Game theory and simulation took us a long way, and earned a shelf of Nobel Prizes doing it. They also flatten the irrational, human part of conflict, which is the part that matters most. We are built to measure real behavior, not just models of it.

Playing with Reality: How Games Have Shaped Our World, by Kelly Clancy

"By simplifying and abstracting reality, games with their ever-seductive appeal can be too easily mistaken for reality itself. Human decision-making is not often rational."

Kelly Clancy, Playing with Reality
Shared Wisdom: Cultural Evolution in the Age of AI, by Alex Pentland

"The core problem wasn't the AI itself but the inadequate models of society available, models that failed to capture complexity and dynamism and suffered from misinformation, bias, and lack of inclusion."

Alex Pentland, Shared Wisdom

The results

Composite scores, category breakdowns, and trend lines, with the methodology and a downloadable whitepaper.

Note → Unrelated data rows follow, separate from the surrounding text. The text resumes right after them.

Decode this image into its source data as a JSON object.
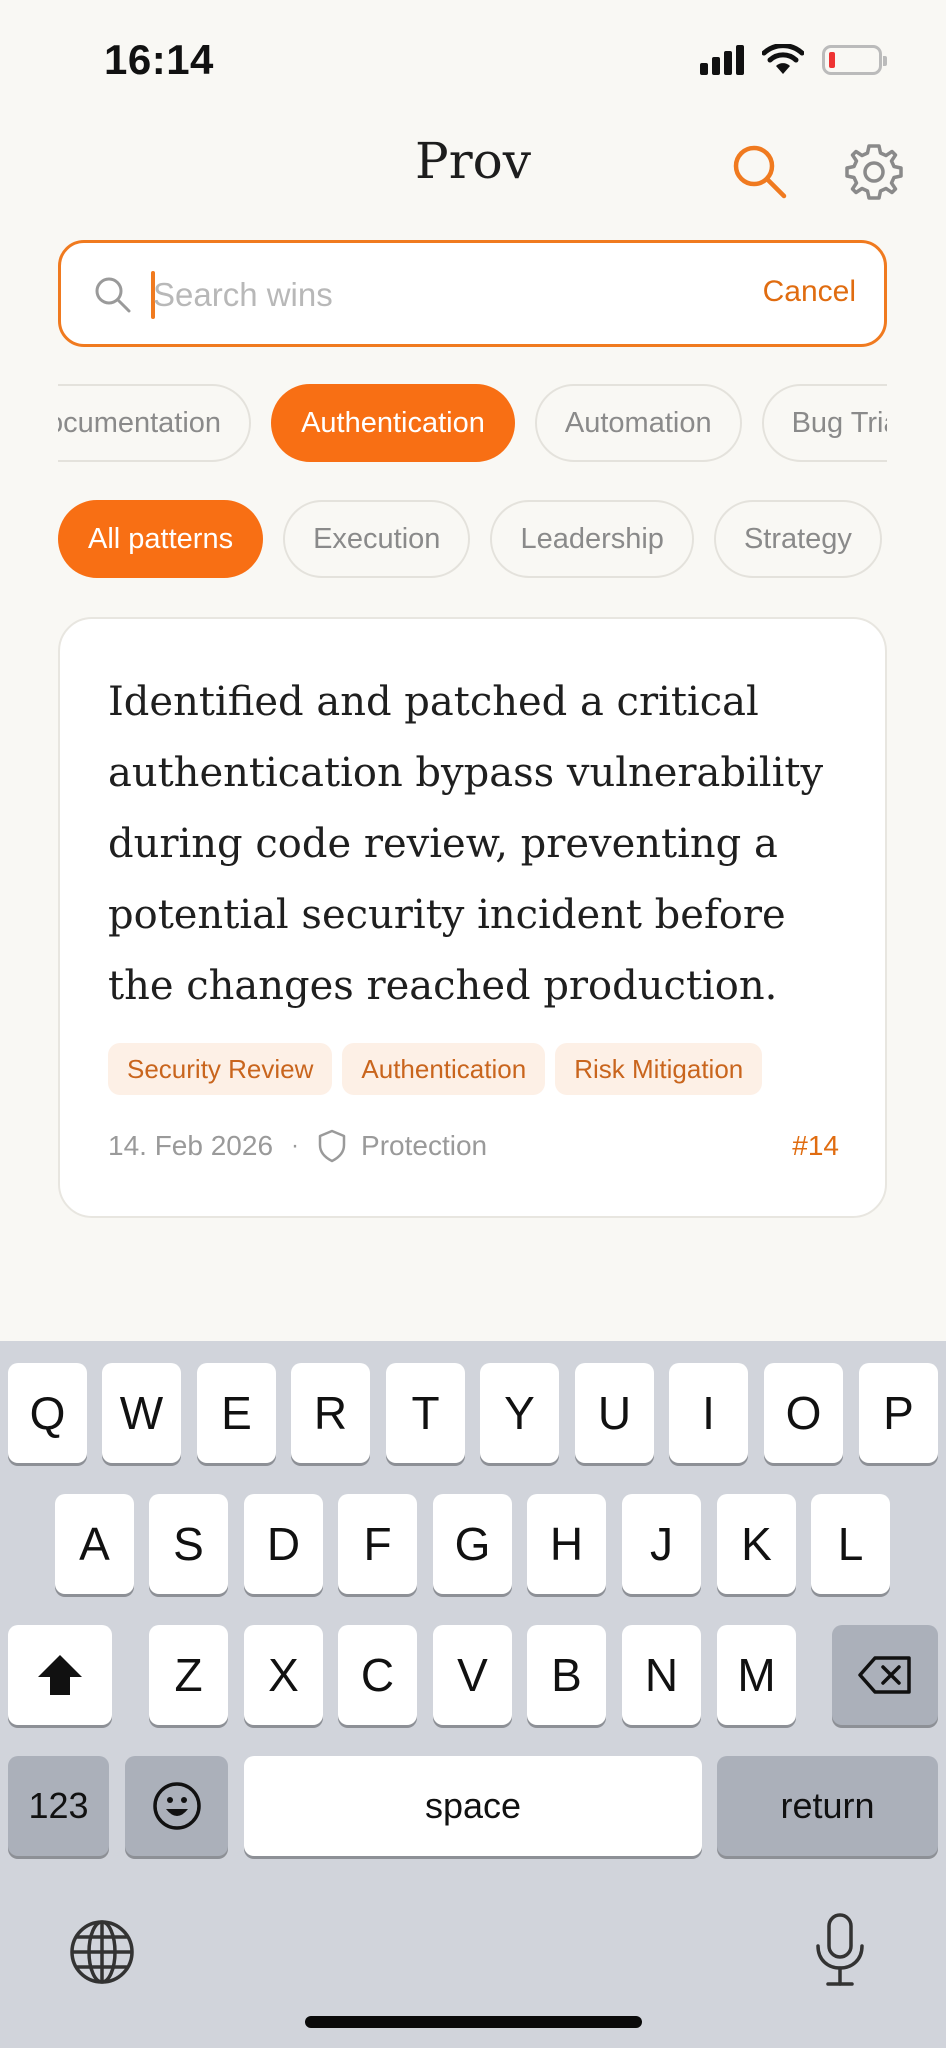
{
  "status_bar": {
    "time": "16:14"
  },
  "header": {
    "title": "Prov"
  },
  "search": {
    "placeholder": "Search wins",
    "value": "",
    "cancel_label": "Cancel"
  },
  "category_chips": [
    {
      "label": "Documentation",
      "active": false
    },
    {
      "label": "Authentication",
      "active": true
    },
    {
      "label": "Automation",
      "active": false
    },
    {
      "label": "Bug Triage",
      "active": false
    }
  ],
  "pattern_chips": [
    {
      "label": "All patterns",
      "active": true
    },
    {
      "label": "Execution",
      "active": false
    },
    {
      "label": "Leadership",
      "active": false
    },
    {
      "label": "Strategy",
      "active": false
    }
  ],
  "win_card": {
    "text": "Identified and patched a critical authentication bypass vulnerability during code review, preventing a potential security incident before the changes reached production.",
    "tags": [
      "Security Review",
      "Authentication",
      "Risk Mitigation"
    ],
    "date": "14. Feb 2026",
    "separator": "·",
    "category": "Protection",
    "category_icon": "shield-icon",
    "number": "#14"
  },
  "keyboard": {
    "row1": [
      "Q",
      "W",
      "E",
      "R",
      "T",
      "Y",
      "U",
      "I",
      "O",
      "P"
    ],
    "row2": [
      "A",
      "S",
      "D",
      "F",
      "G",
      "H",
      "J",
      "K",
      "L"
    ],
    "row3": [
      "Z",
      "X",
      "C",
      "V",
      "B",
      "N",
      "M"
    ],
    "numbers_label": "123",
    "space_label": "space",
    "return_label": "return"
  },
  "colors": {
    "accent": "#f86f14",
    "accent_text": "#e06c10",
    "background": "#f9f8f4",
    "tag_bg": "#fdf0e6"
  }
}
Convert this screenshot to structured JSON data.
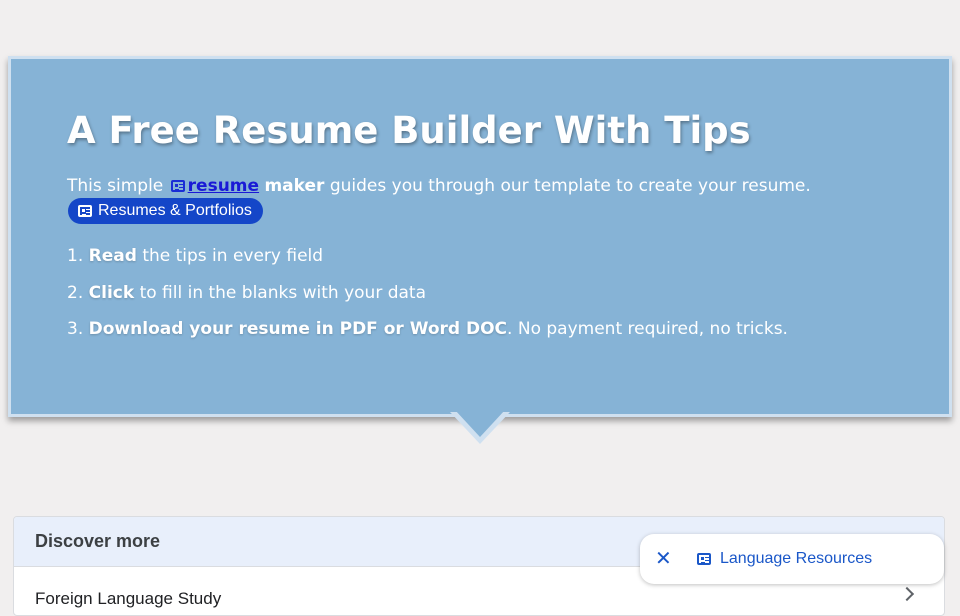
{
  "hero": {
    "title": "A Free Resume Builder With Tips",
    "intro_prefix": "This simple",
    "intro_link": "resume",
    "intro_bold": "maker",
    "intro_suffix": "guides you through our template to create your resume.",
    "pill_label": "Resumes & Portfolios",
    "steps": [
      {
        "num": "1.",
        "bold": "Read",
        "rest": "the tips in every field"
      },
      {
        "num": "2.",
        "bold": "Click",
        "rest": "to fill in the blanks with your data"
      },
      {
        "num": "3.",
        "bold": "Download your resume in PDF or Word DOC",
        "rest": ". No payment required, no tricks."
      }
    ]
  },
  "discover": {
    "header": "Discover more",
    "items": [
      "Foreign Language Study"
    ]
  },
  "chip": {
    "close_symbol": "✕",
    "label": "Language Resources"
  },
  "colors": {
    "hero_bg": "#86b3d6",
    "link": "#1a1ad6",
    "pill_bg": "#1446c8",
    "chip_text": "#1a57c8"
  },
  "icons": [
    "newspaper-icon",
    "close-icon",
    "chevron-right-icon"
  ]
}
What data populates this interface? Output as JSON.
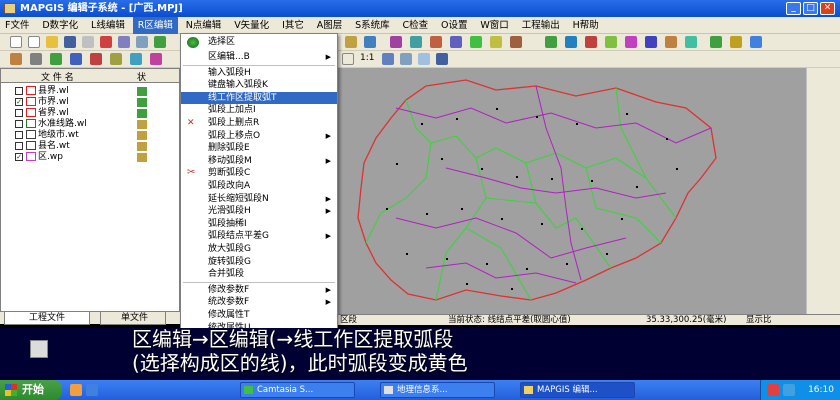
{
  "window": {
    "title": "MAPGIS 编辑子系统 - [广西.MPJ]",
    "min_label": "_",
    "max_label": "□",
    "close_label": "✕"
  },
  "menubar": [
    "F文件",
    "D数字化",
    "L线编辑",
    "R区编辑",
    "N点编辑",
    "V矢量化",
    "I其它",
    "A图层",
    "S系统库",
    "C检查",
    "O设置",
    "W窗口",
    "工程输出",
    "H帮助"
  ],
  "active_menu_index": 3,
  "toolbar2": {
    "zoom_label": "1:1"
  },
  "left_panel": {
    "headers": [
      "文 件 名",
      "状"
    ],
    "files": [
      {
        "name": "县界.wl",
        "checked": false,
        "icon_color": "#e02020"
      },
      {
        "name": "市界.wl",
        "checked": true,
        "icon_color": "#e02020"
      },
      {
        "name": "省界.wl",
        "checked": false,
        "icon_color": "#e02020"
      },
      {
        "name": "水准线路.wl",
        "checked": false,
        "icon_color": "#208020"
      },
      {
        "name": "地级市.wt",
        "checked": false,
        "icon_color": "#404040"
      },
      {
        "name": "县名.wt",
        "checked": false,
        "icon_color": "#404040"
      },
      {
        "name": "区.wp",
        "checked": true,
        "icon_color": "#c040c0"
      }
    ],
    "tabs": [
      "工程文件",
      "单文件"
    ]
  },
  "dropdown": {
    "top_item": "选择区",
    "items": [
      {
        "label": "区编辑...B",
        "arrow": true,
        "sep_after": true
      },
      {
        "label": "输入弧段H",
        "arrow": false
      },
      {
        "label": "键盘输入弧段K",
        "arrow": false
      },
      {
        "label": "线工作区提取弧T",
        "arrow": false,
        "highlight": true
      },
      {
        "label": "弧段上加点I",
        "arrow": false
      },
      {
        "label": "弧段上删点R",
        "arrow": false
      },
      {
        "label": "弧段上移点O",
        "arrow": true
      },
      {
        "label": "删除弧段E",
        "arrow": false
      },
      {
        "label": "移动弧段M",
        "arrow": true
      },
      {
        "label": "剪断弧段C",
        "arrow": false
      },
      {
        "label": "弧段改向A",
        "arrow": false
      },
      {
        "label": "延长缩短弧段N",
        "arrow": true
      },
      {
        "label": "光滑弧段H",
        "arrow": true
      },
      {
        "label": "弧段抽稀I",
        "arrow": false
      },
      {
        "label": "弧段结点平差G",
        "arrow": true
      },
      {
        "label": "放大弧段G",
        "arrow": false
      },
      {
        "label": "旋转弧段G",
        "arrow": false
      },
      {
        "label": "合并弧段",
        "arrow": false,
        "sep_after": true
      },
      {
        "label": "修改参数F",
        "arrow": true
      },
      {
        "label": "统改参数F",
        "arrow": true
      },
      {
        "label": "修改属性T",
        "arrow": false
      },
      {
        "label": "统改属性U",
        "arrow": false
      }
    ]
  },
  "statusbar": {
    "left": "区段",
    "state": "当前状态: 线结点平差(取圆心值)",
    "coords": "35.33,300.25(毫米)",
    "right": "显示比"
  },
  "subtitle": {
    "line1": "区编辑→区编辑(→线工作区提取弧段",
    "line2": "(选择构成区的线)，此时弧段变成黄色"
  },
  "taskbar": {
    "start": "开始",
    "tasks": [
      "Camtasia S...",
      "地理信息系...",
      "MAPGIS 编辑..."
    ],
    "clock": "16:10"
  },
  "colors": {
    "map_bg": "#a0a0a0",
    "boundary_red": "#e03030",
    "boundary_green": "#30d030",
    "boundary_magenta": "#b020c0",
    "highlight": "#316ac5"
  }
}
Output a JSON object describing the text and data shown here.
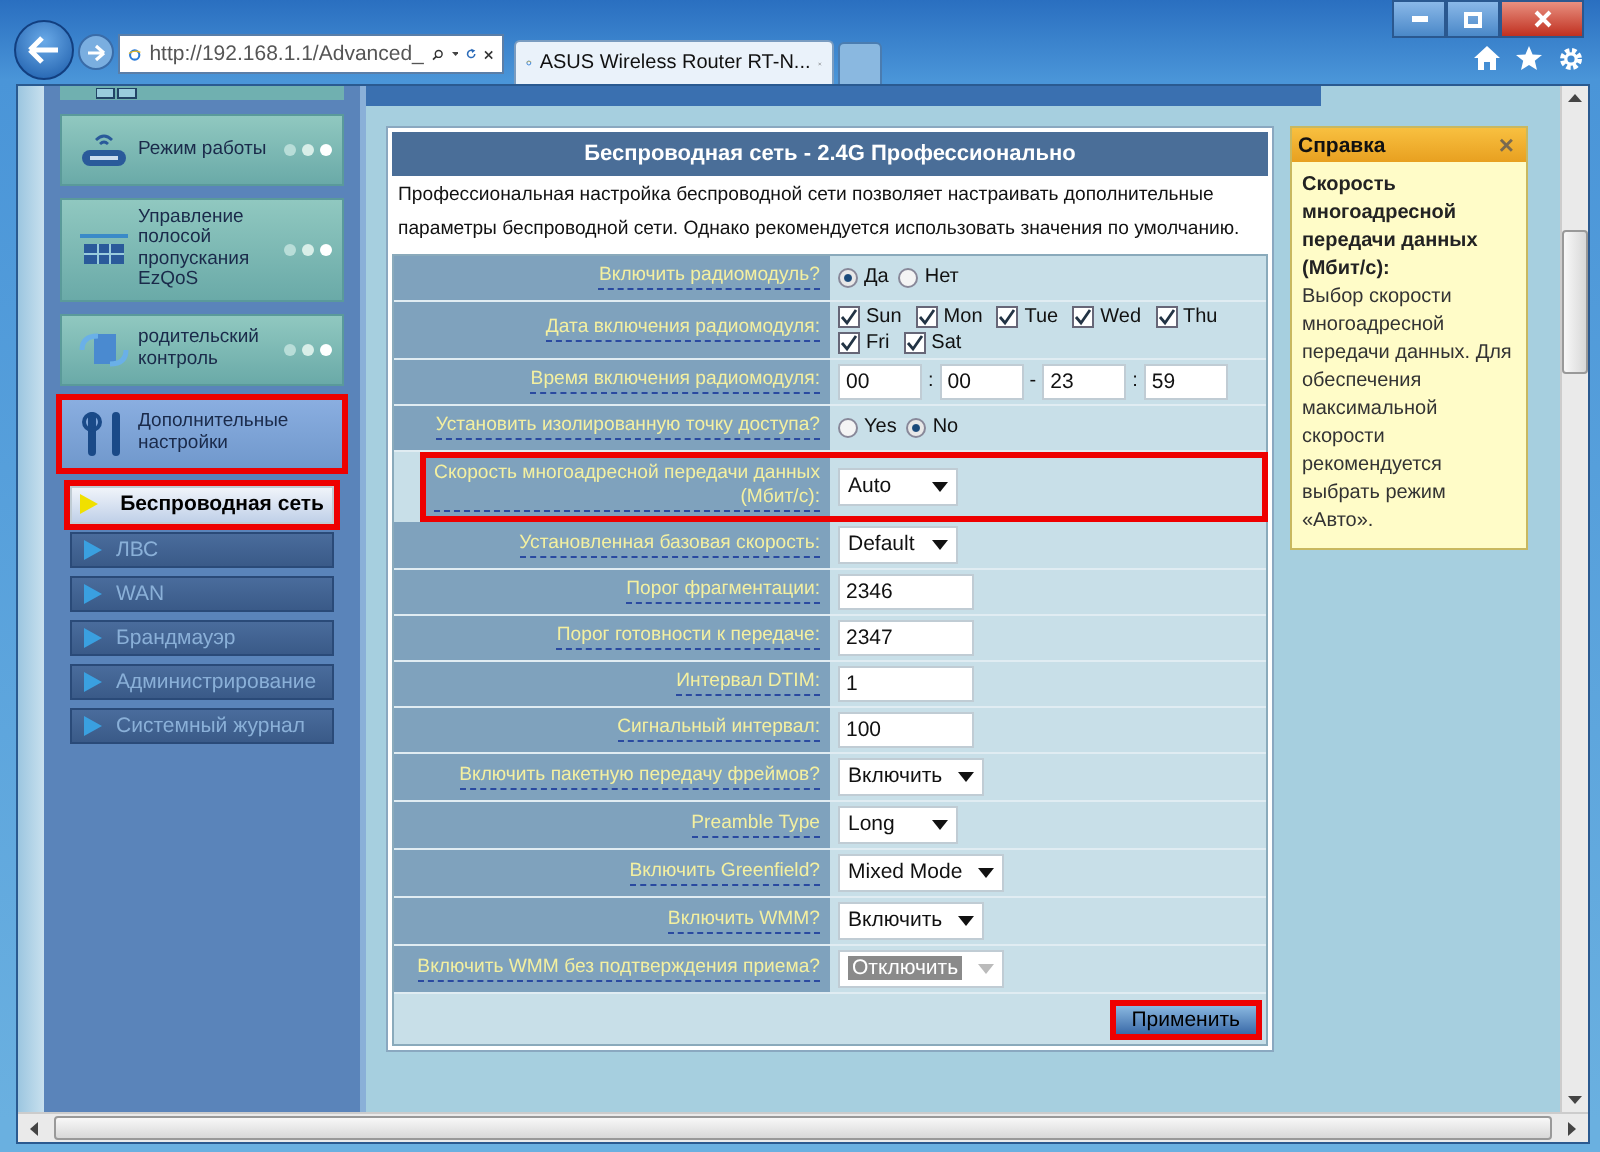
{
  "browser": {
    "address": "http://192.168.1.1/Advanced_",
    "tab_title": "ASUS Wireless Router RT-N..."
  },
  "sidebar": {
    "items": [
      {
        "label": "Режим работы",
        "expanded": false,
        "highlighted": false
      },
      {
        "label": "Управление полосой пропускания EzQoS",
        "expanded": false,
        "highlighted": false
      },
      {
        "label": "родительский контроль",
        "expanded": false,
        "highlighted": false
      },
      {
        "label": "Дополнительные настройки",
        "expanded": true,
        "highlighted": true
      }
    ],
    "submenu": [
      {
        "label": "Беспроводная сеть",
        "selected": true,
        "highlighted": true
      },
      {
        "label": "ЛВС",
        "selected": false,
        "highlighted": false
      },
      {
        "label": "WAN",
        "selected": false,
        "highlighted": false
      },
      {
        "label": "Брандмауэр",
        "selected": false,
        "highlighted": false
      },
      {
        "label": "Администрирование",
        "selected": false,
        "highlighted": false
      },
      {
        "label": "Системный журнал",
        "selected": false,
        "highlighted": false
      }
    ]
  },
  "panel": {
    "title": "Беспроводная сеть - 2.4G Профессионально",
    "description": "Профессиональная настройка беспроводной сети позволяет настраивать дополнительные параметры беспроводной сети. Однако рекомендуется использовать значения по умолчанию.",
    "rows": [
      {
        "kind": "radio",
        "label": "Включить радиомодуль?",
        "highlighted": false,
        "options": [
          {
            "label": "Да",
            "selected": true
          },
          {
            "label": "Нет",
            "selected": false
          }
        ]
      },
      {
        "kind": "checkboxes",
        "label": "Дата включения радиомодуля:",
        "highlighted": false,
        "options": [
          {
            "label": "Sun",
            "checked": true
          },
          {
            "label": "Mon",
            "checked": true
          },
          {
            "label": "Tue",
            "checked": true
          },
          {
            "label": "Wed",
            "checked": true
          },
          {
            "label": "Thu",
            "checked": true
          },
          {
            "label": "Fri",
            "checked": true
          },
          {
            "label": "Sat",
            "checked": true
          }
        ]
      },
      {
        "kind": "time",
        "label": "Время включения радиомодуля:",
        "highlighted": false,
        "values": [
          "00",
          "00",
          "23",
          "59"
        ],
        "separators": [
          ":",
          "-",
          ":"
        ]
      },
      {
        "kind": "radio",
        "label": "Установить изолированную точку доступа?",
        "highlighted": false,
        "options": [
          {
            "label": "Yes",
            "selected": false
          },
          {
            "label": "No",
            "selected": true
          }
        ]
      },
      {
        "kind": "select",
        "label": "Скорость многоадресной передачи данных (Мбит/с):",
        "highlighted": true,
        "value": "Auto",
        "disabled": false
      },
      {
        "kind": "select",
        "label": "Установленная базовая скорость:",
        "highlighted": false,
        "value": "Default",
        "disabled": false
      },
      {
        "kind": "text",
        "label": "Порог фрагментации:",
        "highlighted": false,
        "value": "2346"
      },
      {
        "kind": "text",
        "label": "Порог готовности к передаче:",
        "highlighted": false,
        "value": "2347"
      },
      {
        "kind": "text",
        "label": "Интервал DTIM:",
        "highlighted": false,
        "value": "1"
      },
      {
        "kind": "text",
        "label": "Сигнальный интервал:",
        "highlighted": false,
        "value": "100"
      },
      {
        "kind": "select",
        "label": "Включить пакетную передачу фреймов?",
        "highlighted": false,
        "value": "Включить",
        "disabled": false
      },
      {
        "kind": "select",
        "label": "Preamble Type",
        "highlighted": false,
        "value": "Long",
        "disabled": false
      },
      {
        "kind": "select",
        "label": "Включить Greenfield?",
        "highlighted": false,
        "value": "Mixed Mode",
        "disabled": false
      },
      {
        "kind": "select",
        "label": "Включить WMM?",
        "highlighted": false,
        "value": "Включить",
        "disabled": false
      },
      {
        "kind": "select",
        "label": "Включить WMM без подтверждения приема?",
        "highlighted": false,
        "value": "Отключить",
        "disabled": true
      }
    ],
    "apply": {
      "label": "Применить",
      "highlighted": true
    }
  },
  "help": {
    "title": "Справка",
    "close": "×",
    "heading": "Скорость многоадресной передачи данных (Мбит/с):",
    "body": "Выбор скорости многоадресной передачи данных. Для обеспечения максимальной скорости рекомендуется выбрать режим «Авто»."
  }
}
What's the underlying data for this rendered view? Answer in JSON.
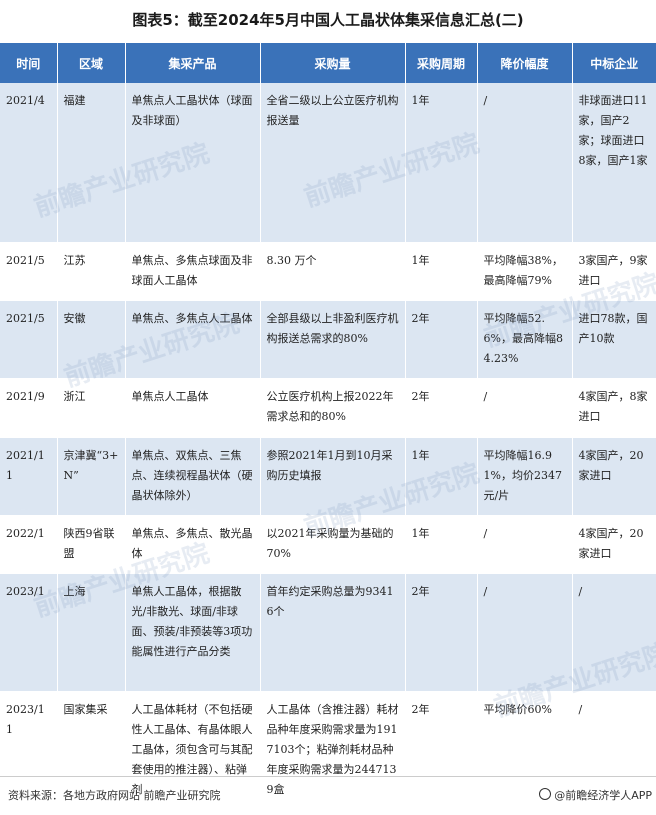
{
  "title": "图表5：截至2024年5月中国人工晶状体集采信息汇总(二)",
  "headers": [
    "时间",
    "区域",
    "集采产品",
    "采购量",
    "采购周期",
    "降价幅度",
    "中标企业"
  ],
  "rows": [
    [
      "2021/4",
      "福建",
      "单焦点人工晶状体（球面及非球面）",
      "全省二级以上公立医疗机构报送量",
      "1年",
      "/",
      "非球面进口11家，国产2家；球面进口8家，国产1家"
    ],
    [
      "2021/5",
      "江苏",
      "单焦点、多焦点球面及非球面人工晶体",
      "8.30 万个",
      "1年",
      "平均降幅38%，最高降幅79%",
      "3家国产，9家进口"
    ],
    [
      "2021/5",
      "安徽",
      "单焦点、多焦点人工晶体",
      "全部县级以上非盈利医疗机构报送总需求的80%",
      "2年",
      "平均降幅52.6%，最高降幅84.23%",
      "进口78款，国产10款"
    ],
    [
      "2021/9",
      "浙江",
      "单焦点人工晶体",
      "公立医疗机构上报2022年需求总和的80%",
      "2年",
      "/",
      "4家国产，8家进口"
    ],
    [
      "2021/11",
      "京津冀“3+N”",
      "单焦点、双焦点、三焦点、连续视程晶状体（硬晶状体除外）",
      "参照2021年1月到10月采购历史填报",
      "1年",
      "平均降幅16.91%，均价2347元/片",
      "4家国产，20家进口"
    ],
    [
      "2022/1",
      "陕西9省联盟",
      "单焦点、多焦点、散光晶体",
      "以2021年采购量为基础的70%",
      "1年",
      "/",
      "4家国产，20家进口"
    ],
    [
      "2023/1",
      "上海",
      "单焦人工晶体，根据散光/非散光、球面/非球面、预装/非预装等3项功能属性进行产品分类",
      "首年约定采购总量为93416个",
      "2年",
      "/",
      "/"
    ],
    [
      "2023/11",
      "国家集采",
      "人工晶体耗材（不包括硬性人工晶体、有晶体眼人工晶体，须包含可与其配套使用的推注器）、粘弹剂",
      "人工晶体（含推注器）耗材品种年度采购需求量为1917103个；粘弹剂耗材品种年度采购需求量为2447139盒",
      "2年",
      "平均降价60%",
      "/"
    ]
  ],
  "footer": {
    "source": "资料来源：各地方政府网站 前瞻产业研究院",
    "brand": "@前瞻经济学人APP"
  },
  "watermark": "前瞻产业研究院"
}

The first public results are in preparation; the method and scoring are documented now.

See the methodology

Human Assisted Intelligence is a Public Benefit Corporation

We want AI that makes us better at being human, and the benchmarks to prove it.

Our chartered mission is to develop tools and standards that enhance human-AI collaboration while preserving human agency and cognitive autonomy; to measure and promote positive psychological outcomes from AI systems while mitigating adverse impacts; and to establish industry benchmarks that prioritize human wellbeing and AI safety alongside financial returns.